Frost: Oh, the story relates to an earlier time. So, I read Law at the University of Stellenbosch and got interested in political philosophy, and then went up to Oxford and read some more politics but focusing on political philosophy. When I went down from Oxford and got my first job in South Africa, I arrived, and the head of the department said to me “Young Frost, you are the new boy here, I am afraid plans have changed, we suddenly have a need for someone to teach International Relations”. And I said, “What’s IR?” I really hadn’t a clue. So, I had to learn it fast. I sent telegrams to a bunch of friends around the world asking for advice and reading lists. I got into the subject that way, I learned IR and, I have never left the subject.. But what I found then, and this has guided my whole career, was that here was a discipline, in which ethical theories had no place and in which there was very little political philosophy. It was preoccupied with deterrence, nuclear warfare, game theory and so on. So, it seemed to me that it was obvious that we had to ask some ethical questions. And that is what I have been doing ever since.
Iroulo: Talking about your transition into IR, what were the debates and authors that influenced your thinking?

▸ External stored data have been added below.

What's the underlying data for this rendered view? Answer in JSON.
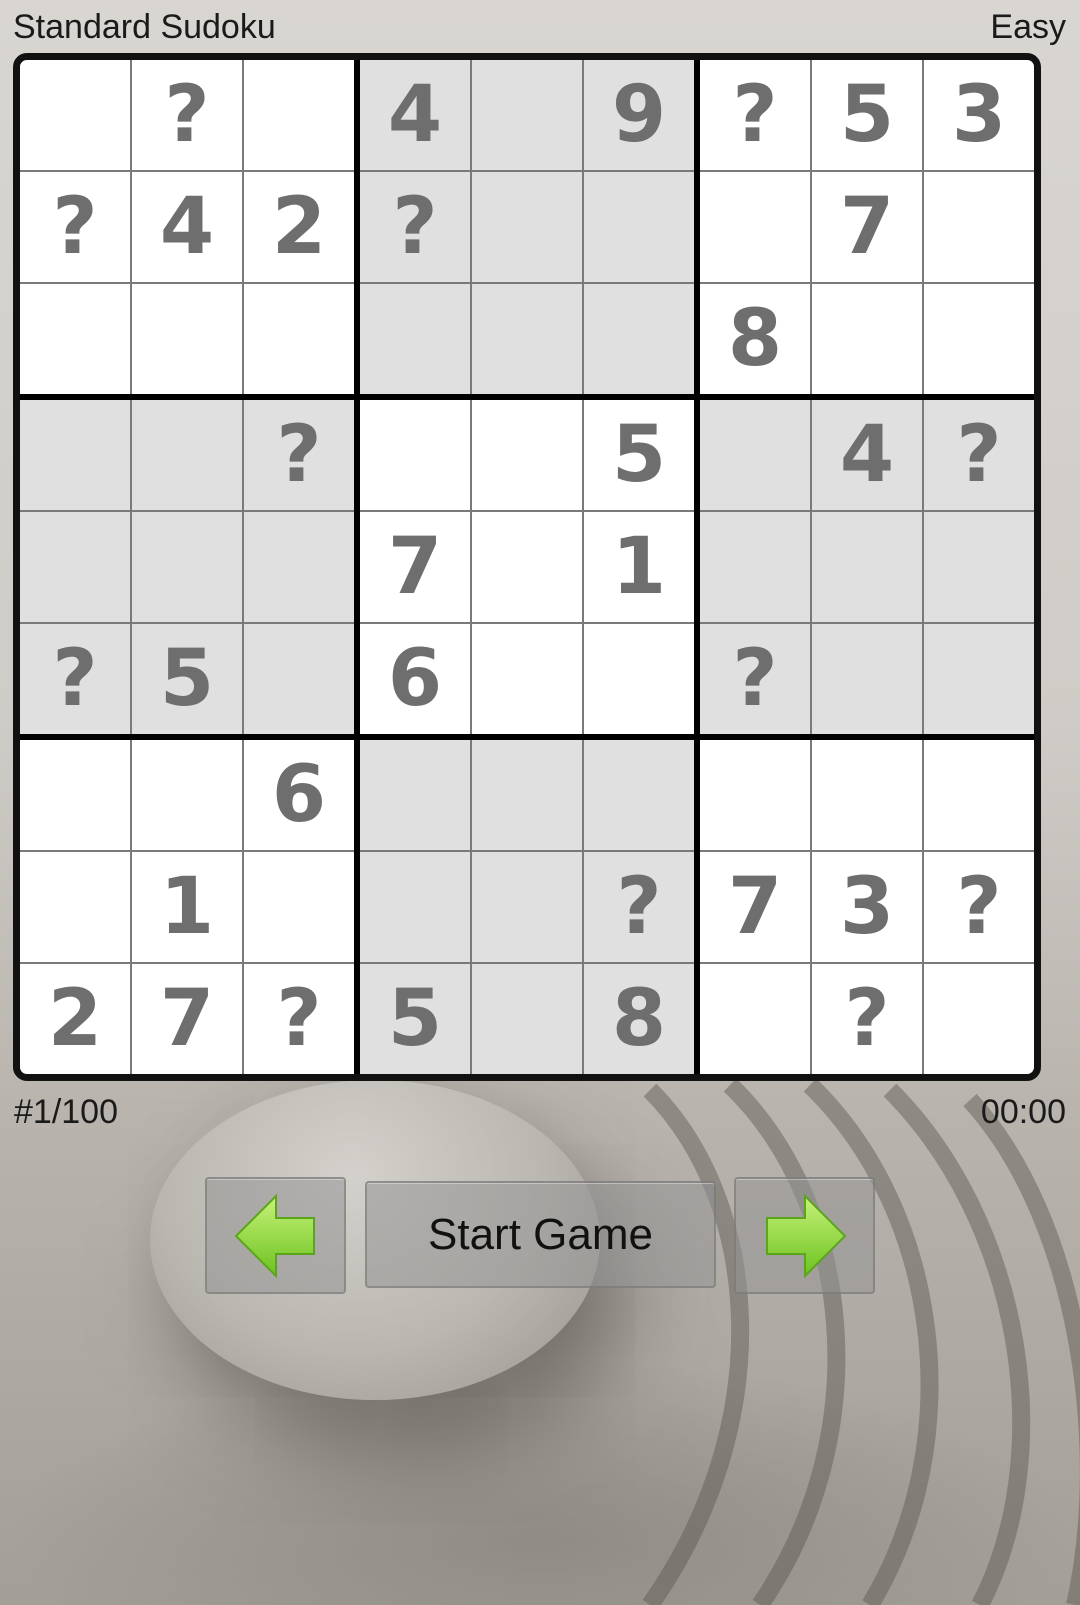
{
  "header": {
    "title": "Standard Sudoku",
    "difficulty": "Easy"
  },
  "board": {
    "rows": [
      [
        "",
        "?",
        "",
        "4",
        "",
        "9",
        "?",
        "5",
        "3"
      ],
      [
        "?",
        "4",
        "2",
        "?",
        "",
        "",
        "",
        "7",
        ""
      ],
      [
        "",
        "",
        "",
        "",
        "",
        "",
        "8",
        "",
        ""
      ],
      [
        "",
        "",
        "?",
        "",
        "",
        "5",
        "",
        "4",
        "?"
      ],
      [
        "",
        "",
        "",
        "7",
        "",
        "1",
        "",
        "",
        ""
      ],
      [
        "?",
        "5",
        "",
        "6",
        "",
        "",
        "?",
        "",
        ""
      ],
      [
        "",
        "",
        "6",
        "",
        "",
        "",
        "",
        "",
        ""
      ],
      [
        "",
        "1",
        "",
        "",
        "",
        "?",
        "7",
        "3",
        "?"
      ],
      [
        "2",
        "7",
        "?",
        "5",
        "",
        "8",
        "",
        "?",
        ""
      ]
    ],
    "shaded_boxes": [
      1,
      3,
      5,
      7
    ]
  },
  "footer": {
    "puzzle_number": "#1/100",
    "timer": "00:00"
  },
  "controls": {
    "start_label": "Start Game",
    "prev_icon": "arrow-left-icon",
    "next_icon": "arrow-right-icon",
    "arrow_color": "#8fd63a"
  }
}
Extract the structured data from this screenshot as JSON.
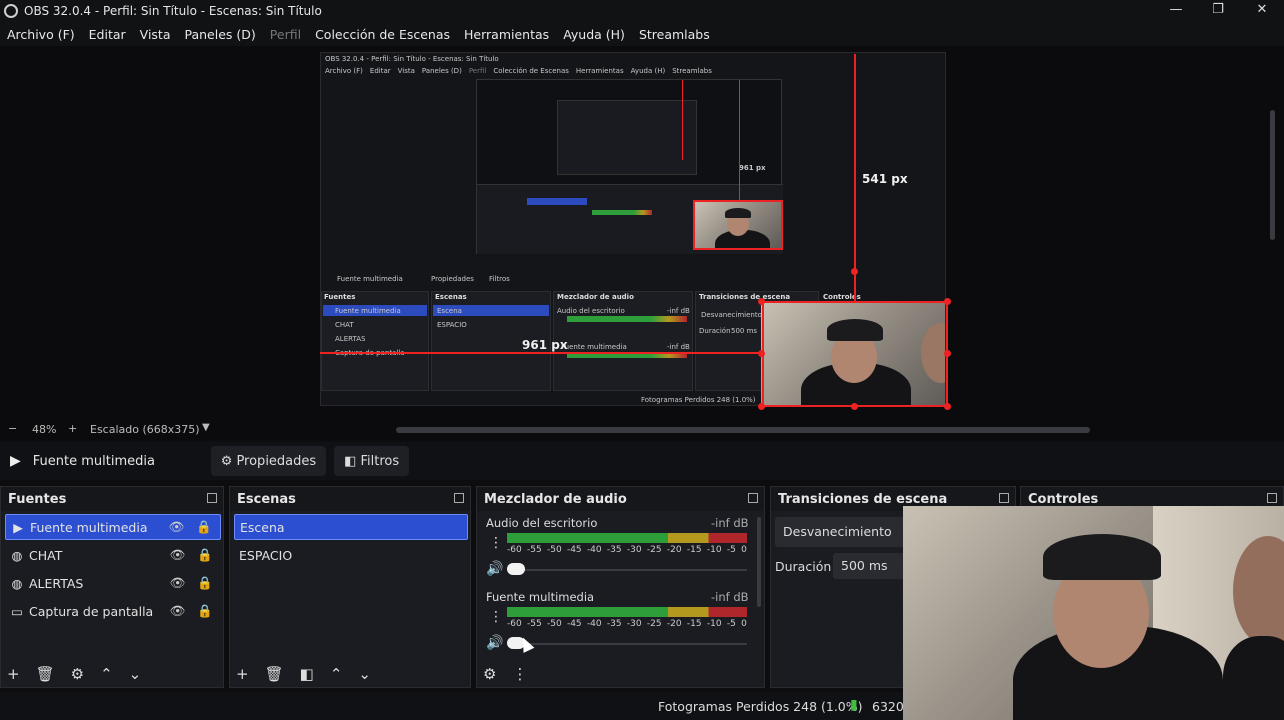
{
  "window": {
    "title": "OBS 32.0.4 - Perfil: Sin Título - Escenas: Sin Título",
    "nested_title": "OBS 32.0.4 - Perfil: Sin Título - Escenas: Sin Título"
  },
  "menu": {
    "archivo": "Archivo (F)",
    "editar": "Editar",
    "vista": "Vista",
    "paneles": "Paneles (D)",
    "perfil": "Perfil",
    "coleccion": "Colección de Escenas",
    "herramientas": "Herramientas",
    "ayuda": "Ayuda (H)",
    "streamlabs": "Streamlabs"
  },
  "nested_menu": {
    "archivo": "Archivo (F)",
    "editar": "Editar",
    "vista": "Vista",
    "paneles": "Paneles (D)",
    "perfil": "Perfil",
    "coleccion": "Colección de Escenas",
    "herramientas": "Herramientas",
    "ayuda": "Ayuda (H)",
    "streamlabs": "Streamlabs"
  },
  "nested": {
    "source": "Fuente multimedia",
    "props": "Propiedades",
    "filters": "Filtros",
    "fuentes": "Fuentes",
    "escenas": "Escenas",
    "mezclador": "Mezclador de audio",
    "transiciones": "Transiciones de escena",
    "controles": "Controles",
    "src_items": [
      "Fuente multimedia",
      "CHAT",
      "ALERTAS",
      "Captura de pantalla"
    ],
    "scene_items": [
      "Escena",
      "ESPACIO"
    ],
    "audio1": "Audio del escritorio",
    "audio2": "Fuente multimedia",
    "inf": "-inf dB",
    "fade": "Desvanecimiento",
    "duracion": "Duración",
    "ms": "500 ms",
    "status": "Fotogramas Perdidos 248 (1.0%)",
    "small_measure": "961 px"
  },
  "measure": {
    "vertical": "541 px",
    "horizontal": "961 px",
    "tiny": "961 px"
  },
  "scale": {
    "zoom": "48%",
    "scaled": "Escalado (668x375)"
  },
  "source_toolbar": {
    "source_name": "Fuente multimedia",
    "properties": "Propiedades",
    "filters": "Filtros"
  },
  "fuentes": {
    "title": "Fuentes",
    "items": [
      {
        "label": "Fuente multimedia",
        "icon": "play-icon"
      },
      {
        "label": "CHAT",
        "icon": "globe-icon"
      },
      {
        "label": "ALERTAS",
        "icon": "globe-icon"
      },
      {
        "label": "Captura de pantalla",
        "icon": "monitor-icon"
      }
    ]
  },
  "escenas": {
    "title": "Escenas",
    "items": [
      "Escena",
      "ESPACIO"
    ]
  },
  "mezclador": {
    "title": "Mezclador de audio",
    "ch1": {
      "name": "Audio del escritorio",
      "level": "-inf dB"
    },
    "ch2": {
      "name": "Fuente multimedia",
      "level": "-inf dB"
    },
    "ticks": [
      "-60",
      "-55",
      "-50",
      "-45",
      "-40",
      "-35",
      "-30",
      "-25",
      "-20",
      "-15",
      "-10",
      "-5",
      "0"
    ]
  },
  "transiciones": {
    "title": "Transiciones de escena",
    "transition": "Desvanecimiento",
    "duration_label": "Duración",
    "duration_value": "500 ms"
  },
  "controles": {
    "title": "Controles"
  },
  "status": {
    "dropped": "Fotogramas Perdidos 248 (1.0%)",
    "bitrate": "6320 k"
  },
  "colors": {
    "selection": "#2c4fd2",
    "measure_red": "#e22222",
    "meter_green": "#2e9e3a",
    "meter_yellow": "#b39a1f",
    "meter_red": "#b0272b"
  }
}
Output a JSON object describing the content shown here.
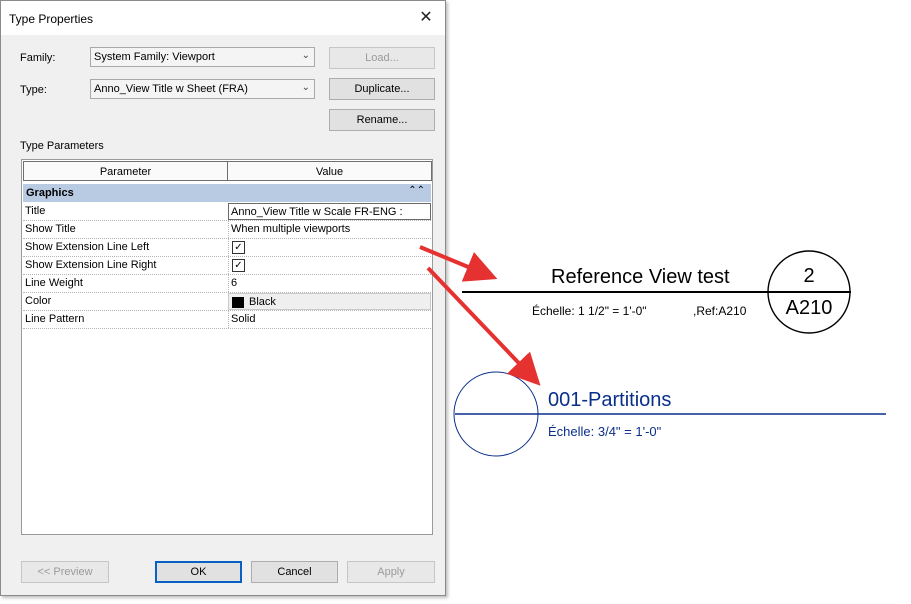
{
  "dialog": {
    "title": "Type Properties",
    "close_glyph": "✕",
    "family_label": "Family:",
    "family_value": "System Family: Viewport",
    "type_label": "Type:",
    "type_value": "Anno_View Title w Sheet (FRA)",
    "load_label": "Load...",
    "duplicate_label": "Duplicate...",
    "rename_label": "Rename...",
    "type_parameters_label": "Type Parameters",
    "grid": {
      "col_parameter": "Parameter",
      "col_value": "Value",
      "group": "Graphics",
      "group_icon": "collapse-icon",
      "rows": [
        {
          "param": "Title",
          "value": "Anno_View Title w Scale FR-ENG :"
        },
        {
          "param": "Show Title",
          "value": "When multiple viewports"
        },
        {
          "param": "Show Extension Line  Left",
          "value": "✓"
        },
        {
          "param": "Show Extension Line Right",
          "value": "✓"
        },
        {
          "param": "Line Weight",
          "value": "6"
        },
        {
          "param": "Color",
          "value": "Black",
          "swatch": "#000000"
        },
        {
          "param": "Line Pattern",
          "value": "Solid"
        }
      ]
    },
    "preview_label": "<< Preview",
    "ok_label": "OK",
    "cancel_label": "Cancel",
    "apply_label": "Apply"
  },
  "drawing": {
    "reference_title": "Reference View test",
    "reference_scale": "Échelle:  1 1/2\" = 1'-0\"",
    "reference_ref": ",Ref:A210",
    "bubble_number": "2",
    "bubble_sheet": "A210",
    "partition_title": "001-Partitions",
    "partition_scale": "Échelle:   3/4\" = 1'-0\"",
    "arrow_color": "#e5312f",
    "partition_color": "#0a2f8a"
  }
}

Frost: Well, the ones that influenced me then, are still the ones that influence me now. I would say the two authors who influenced me most profoundly were, on the one hand, the German idealist philosopher G.W.F. Hegel who lived here in Berlin between 1829 and 1832, I believe, and in particular his book ´Philosophy of Right`. Secondly, the language philosophy of Ludwig Wittgenstein who worked at Cambridge initially and thought that he had solved all the philosophical problems and retired to Austria. But then Bertrand Russell raised a few problems that brought doubt into Wittgenstein´s mind. So he came back into academia and wrote this very influential work, which was then taken up, most importantly for us I think, by Peter Winch who was in the 1950s a lecturer at King´s College, and he wrote the “The Idea of a Social Science” a short little book, written for Anthropologists, but of immense significance to anybody with an interest in social sciences. Wittgenstein was also taken up by Richard Rorty who was hugely influential in my life.
Iroulo: If you had the chance to have tea with any early political theorist who would you choose?
Frost: Well the problem with having tea with Hegel is that I do not speak German and I always had to read his work in translations. Having tea with him would be very difficult. Having tea with Wittgenstein, I would be delighted to do that, but I am told that he was very difficult to get on with. If you showed any sign of not cottoning on to the argument or being slightly behind the curve, he would simply chuck you out of the room. So, he did not have time for slow learning students, and I might find myself to be a slow learning student. Maybe the one I really would like to have tea with, would be Hannah Arendt. I would really much like to do that.
Iroulo: How do you find Berlin so far?
Frost: Oh well, let me first say I have only been here for two weeks, but it has been packed with interest and academic joy. I have met a wonderful group of young people working here, and I have had interesting conversations every lunch-time when we all meet together. I find it a very congenial place to study. I am a newcomer here in Berlin, but I think it is the most wonderful city. There are several things to highlight. One is that it is bicycle-friendly. I mean, even in the winter I am cycling to work, and the roads are marked properly. The drivers in vehicles and trucks are courteous. It is not a fight. In London, the fight between the motorists and the cyclists is a vicious one. Here it is much more civilized. It is wonderful. Above all, though, I have enjoyed the art galleries both large and small.